For example, you might make a build focused on food. Near the top of the board, you’d pop in some tomatoes and bread, which your ball can grab hold of if it bumps into them. Maybe some cheese if you find it early, which of course grows in value the older it is. Somewhere towards the middle, you want to install a couple of frying pans—if the ball hits one while carrying ingredients, it’ll spawn higher scoring food around it (a different dish for each ingredient combo, naturally). Towards the bottom, some disembodied mouths complete the combo—for every piece of food still attached to your ball when it reaches them, you’ll score a multiplying bonus as they gobble it down.
But hold on… couldn’t we add a few more layers here? What about giving the ball a parachute, so that when it reaches the bottom, it reverses its gravity and floats back up through the board, picking up more ingredients? And then picking up a boon that makes it rain “fish balls” every time a ball carrying things exits via the top of the screen, each new ball itself gathering more ingredients, cooking them, and bringing them to hungry mouths?

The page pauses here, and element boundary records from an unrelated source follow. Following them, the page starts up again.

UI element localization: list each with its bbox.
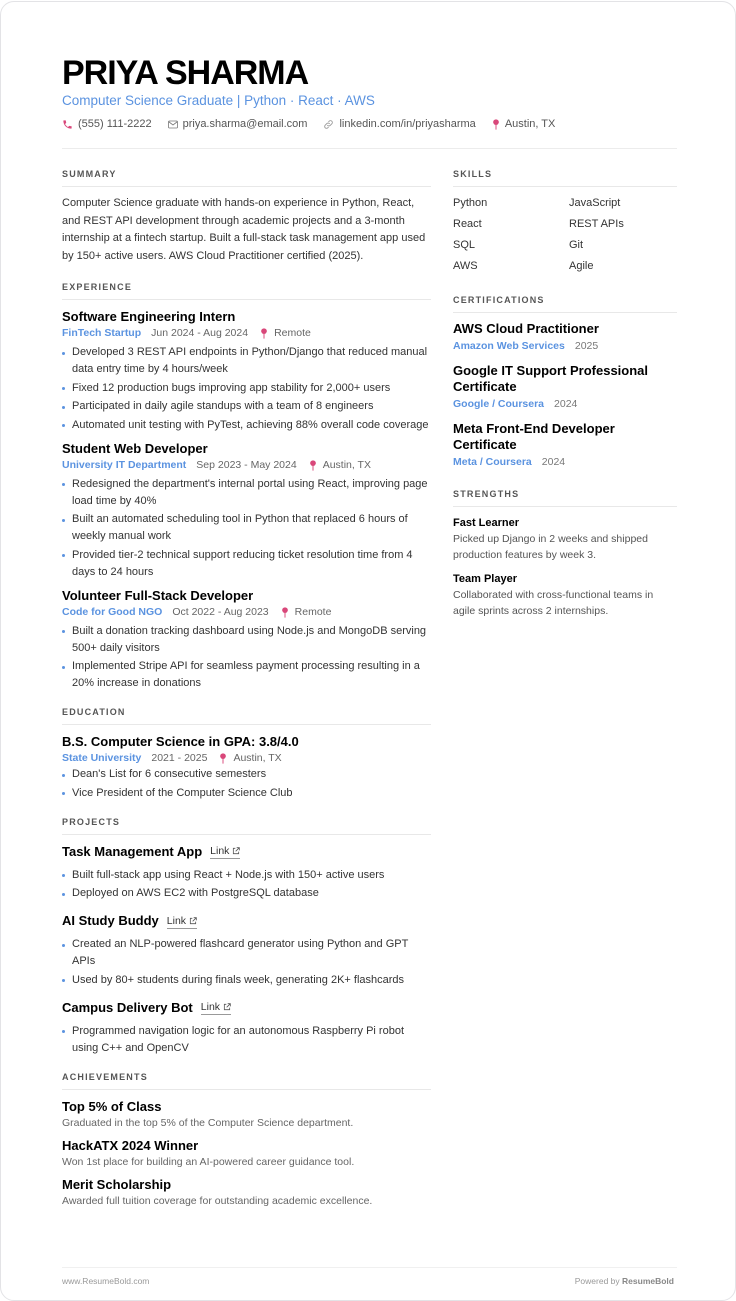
section-title: PROJECTS — [62, 816, 431, 835]
skill-item: AWS — [453, 260, 478, 272]
cert-issuer: Meta / Coursera — [453, 456, 532, 468]
bullet: Vice President of the Computer Science Club — [62, 785, 431, 802]
bullet: Fixed 12 production bugs improving app stability for 2,000+ users — [62, 380, 431, 397]
cert-issuer: Amazon Web Services — [453, 340, 565, 352]
footer-site-link[interactable]: www.ResumeBold.com — [62, 1276, 150, 1286]
project-bullets — [62, 867, 431, 903]
side-column — [453, 168, 677, 627]
location-text: Austin, TX — [504, 118, 556, 130]
map-pin-icon — [309, 460, 317, 471]
achievement-desc: Won 1st place for building an AI-powered career guidance tool. — [62, 1155, 355, 1168]
degree-title: B.S. Computer Science in GPA: 3.8/4.0 — [62, 734, 299, 749]
main-column — [62, 168, 431, 1215]
skill-item: SQL — [453, 239, 476, 251]
skill-item: Agile — [569, 260, 594, 272]
email-text: priya.sharma@email.com — [182, 118, 308, 130]
bullet: Redesigned the department's internal portal using React, improving page load time by 40% — [62, 476, 431, 510]
project-title: Task Management App — [62, 843, 203, 859]
job-dates: Jun 2024 - Aug 2024 — [151, 327, 249, 339]
job-meta — [62, 458, 431, 473]
link-label: Link — [210, 845, 230, 857]
powered-by-text: Powered by — [574, 1276, 620, 1286]
job-location — [260, 326, 311, 341]
experience-section — [62, 281, 431, 692]
cert-title: Meta Front-End Developer Certificate — [453, 421, 615, 452]
job-entry — [62, 308, 431, 434]
location-text: Remote — [294, 605, 332, 618]
cert-meta — [453, 397, 677, 412]
bullet: Built full-stack app using React + Node.js with 150+ active users — [62, 867, 431, 884]
section-title: SKILLS — [453, 168, 677, 187]
bullet: Created an NLP-powered flashcard generator using Python and GPT APIs — [62, 936, 431, 970]
job-entry — [62, 440, 431, 581]
contact-email[interactable] — [168, 117, 308, 131]
mail-icon — [168, 120, 178, 129]
bullet: Provided tier-2 technical support reducing ticket resolution time from 4 days to 24 hours — [62, 547, 431, 581]
cert-title: AWS Cloud Practitioner — [453, 321, 599, 336]
certification-entry — [453, 363, 677, 412]
bullet: Programmed navigation logic for an autonomous Raspberry Pi robot using C++ and OpenCV — [62, 1023, 431, 1057]
contact-phone[interactable] — [62, 117, 152, 131]
strength-title: Fast Learner — [453, 517, 520, 529]
project-entry — [62, 912, 431, 989]
bullet: Participated in daily agile standups with a team of 8 engineers — [62, 398, 431, 415]
strength-title: Team Player — [453, 573, 518, 585]
bullet: Built a donation tracking dashboard using Node.js and MongoDB serving 500+ daily visitors — [62, 623, 431, 657]
certification-entry — [453, 421, 677, 470]
job-location — [281, 605, 332, 620]
strength-desc: Picked up Django in 2 weeks and shipped production features by week 3. — [453, 533, 648, 561]
cert-issuer: Google / Coursera — [453, 398, 545, 410]
cert-title: Google IT Support Professional Certificate — [453, 363, 649, 394]
education-section — [62, 706, 431, 802]
project-bullets — [62, 936, 431, 989]
achievement-title: Merit Scholarship — [62, 1176, 172, 1192]
achievements-section — [62, 1071, 431, 1209]
job-title: Volunteer Full-Stack Developer — [62, 587, 254, 603]
headline: Computer Science Graduate | Python · React · AWS — [62, 93, 375, 108]
section-title: STRENGTHS — [453, 488, 677, 507]
external-link-icon — [189, 917, 197, 925]
contact-location — [492, 117, 556, 131]
map-pin-icon — [219, 753, 227, 764]
footer-divider — [62, 1267, 677, 1268]
job-org: Code for Good NGO — [62, 605, 163, 618]
section-title: CERTIFICATIONS — [453, 294, 677, 313]
location-text: Austin, TX — [233, 752, 282, 764]
education-location — [219, 751, 281, 766]
skills-grid — [453, 195, 677, 274]
job-entry — [62, 587, 431, 693]
job-dates: Sep 2023 - May 2024 — [196, 458, 297, 471]
brand-name: ResumeBold — [622, 1276, 674, 1286]
cert-meta — [453, 455, 677, 470]
school-name: State University — [62, 752, 142, 764]
phone-text: (555) 111-2222 — [78, 118, 152, 130]
education-bullets — [62, 766, 431, 802]
header-divider — [62, 148, 677, 149]
link-label: Link — [200, 1001, 221, 1013]
education-meta — [62, 751, 431, 766]
cert-year: 2024 — [554, 398, 578, 410]
resume-page — [0, 1, 736, 1301]
project-entry — [62, 999, 431, 1057]
section-title: ACHIEVEMENTS — [62, 1071, 431, 1090]
project-link[interactable] — [201, 1000, 231, 1015]
skill-item: Git — [569, 239, 584, 251]
section-title: EDUCATION — [62, 706, 431, 725]
location-text: Austin, TX — [322, 458, 371, 471]
job-org: FinTech Startup — [62, 327, 142, 339]
bullet: Implemented Stripe API for seamless payment processing resulting in a 20% increase in donations — [62, 658, 431, 692]
project-title: Campus Delivery Bot — [62, 999, 193, 1015]
cert-year: 2025 — [574, 340, 599, 352]
bullet: Used by 80+ students during finals week, generating 2K+ flashcards — [62, 972, 431, 989]
job-dates: Oct 2022 - Aug 2023 — [172, 605, 269, 618]
achievement-desc: Graduated in the top 5% of the Computer Science department. — [62, 1116, 354, 1129]
project-link[interactable] — [167, 914, 197, 929]
bullet: Developed 3 REST API endpoints in Python/Django that reduced manual data entry time by 4 hours/week — [62, 344, 431, 378]
strength-entry — [453, 515, 677, 563]
projects-section — [62, 816, 431, 1057]
map-pin-icon — [281, 607, 289, 618]
summary-section — [62, 168, 431, 265]
job-meta — [62, 326, 431, 341]
job-location — [309, 458, 371, 473]
section-title: EXPERIENCE — [62, 281, 431, 300]
job-title: Student Web Developer — [62, 440, 208, 456]
cert-year: 2024 — [541, 456, 566, 468]
candidate-name: PRIYA SHARMA — [62, 54, 309, 92]
skill-item: Python — [453, 197, 488, 209]
project-header — [62, 912, 431, 930]
map-pin-icon — [492, 119, 500, 130]
project-bullets — [62, 1023, 431, 1057]
achievement-desc: Awarded full tuition coverage for outstanding academic excellence. — [62, 1194, 373, 1207]
link-icon — [323, 119, 334, 130]
achievement-title: Top 5% of Class — [62, 1098, 162, 1114]
bullet: Deployed on AWS EC2 with PostgreSQL database — [62, 885, 431, 902]
education-dates: 2021 - 2025 — [151, 752, 208, 764]
phone-icon — [62, 119, 73, 130]
job-bullets — [62, 476, 431, 581]
achievement-title: HackATX 2024 Winner — [62, 1137, 199, 1153]
project-header — [62, 999, 431, 1017]
strengths-section — [453, 488, 677, 619]
external-link-icon — [223, 1003, 231, 1011]
cert-meta — [453, 339, 677, 354]
link-label: Link — [166, 914, 187, 927]
certification-entry — [453, 321, 677, 354]
project-header — [62, 843, 431, 861]
section-title: SUMMARY — [62, 168, 431, 187]
job-bullets — [62, 623, 431, 693]
linkedin-text: linkedin.com/in/priyasharma — [339, 118, 476, 130]
summary-text: Computer Science graduate with hands-on experience in Python, React, and REST API development through academic projects and a 3-month internship at a fintech startup. Built a full-stack task management app used by 150+ active users. AWS Cloud Practitioner certified (2025). — [62, 197, 426, 262]
skills-section — [453, 168, 677, 274]
certifications-section — [453, 294, 677, 470]
skill-item: JavaScript — [569, 197, 621, 209]
bullet: Dean's List for 6 consecutive semesters — [62, 766, 431, 783]
project-entry — [62, 843, 431, 903]
job-bullets — [62, 344, 431, 434]
location-text: Remote — [274, 327, 311, 339]
job-title: Software Engineering Intern — [62, 309, 236, 324]
contact-linkedin[interactable] — [323, 117, 475, 131]
project-link[interactable] — [210, 844, 240, 859]
footer-powered-by[interactable] — [575, 1276, 674, 1286]
project-title: AI Study Buddy — [62, 913, 159, 928]
job-meta — [62, 605, 431, 620]
strength-desc: Collaborated with cross-functional teams in agile sprints across 2 internships. — [453, 589, 654, 617]
bullet: Built an automated scheduling tool in Python that replaced 6 hours of weekly manual work — [62, 511, 431, 545]
map-pin-icon — [260, 328, 268, 339]
strength-entry — [453, 571, 677, 619]
job-org: University IT Department — [62, 458, 187, 471]
skill-item: React — [453, 218, 482, 230]
contact-bar — [62, 117, 571, 131]
bullet: Automated unit testing with PyTest, achieving 88% overall code coverage — [62, 417, 431, 434]
skill-item: REST APIs — [569, 218, 624, 230]
external-link-icon — [232, 847, 240, 855]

As the goals to clear each round grow higher, so too must your chaotic Rube Goldberg machine become ever more layered with strange combos that prolong each drop and maximise its score. You’re making a build like in any roguelike, but with an added frisson of chaos—because the ball is a victim to the whims of physics, you’re never completely certain of what its journey down the board is going to look like, instead creating something that hedges your bets in certain directions as you hope for the best.
When it’s all working just as I want it to, it’s a lovely high—and though the demo is only a limited slice of the game, I’ve already spent hours chasing that feeling. And when it all goes wrong—because a bumper doesn’t bounce the ball to where I want it to, or two items interact in a way I failed to anticipate—it only makes me more determined to come back for another, better run.
I do wonder how much longevity the full game will boast. Though the builds you can create are wonderfully dense and weird, it does feel like there’s a fairly limited pool of possible archetypes to pursue. Modifiers imposed by bosses—such as making items age slower, or limiting how many objects a ball can carry—further narrow your options, which can make it feel less creatively satisfying than it should. But with no release date set yet, it’s possible things will be tweaked and perhaps more options added before launch. I can also see items in the screenshots that I haven’t encountered in the demo, so some stuff has likely just been held back for the full release.
If you like the idea of a pachinko board that sets off chain-reactions of explosions and fireworks, or spews out “money balls” and deposits them into piggy banks, or bounces the ball repeatedly into the bottom of a very old tree, then give the free demo a try—it’s certainly not quite like anything else in Steam Next Fest.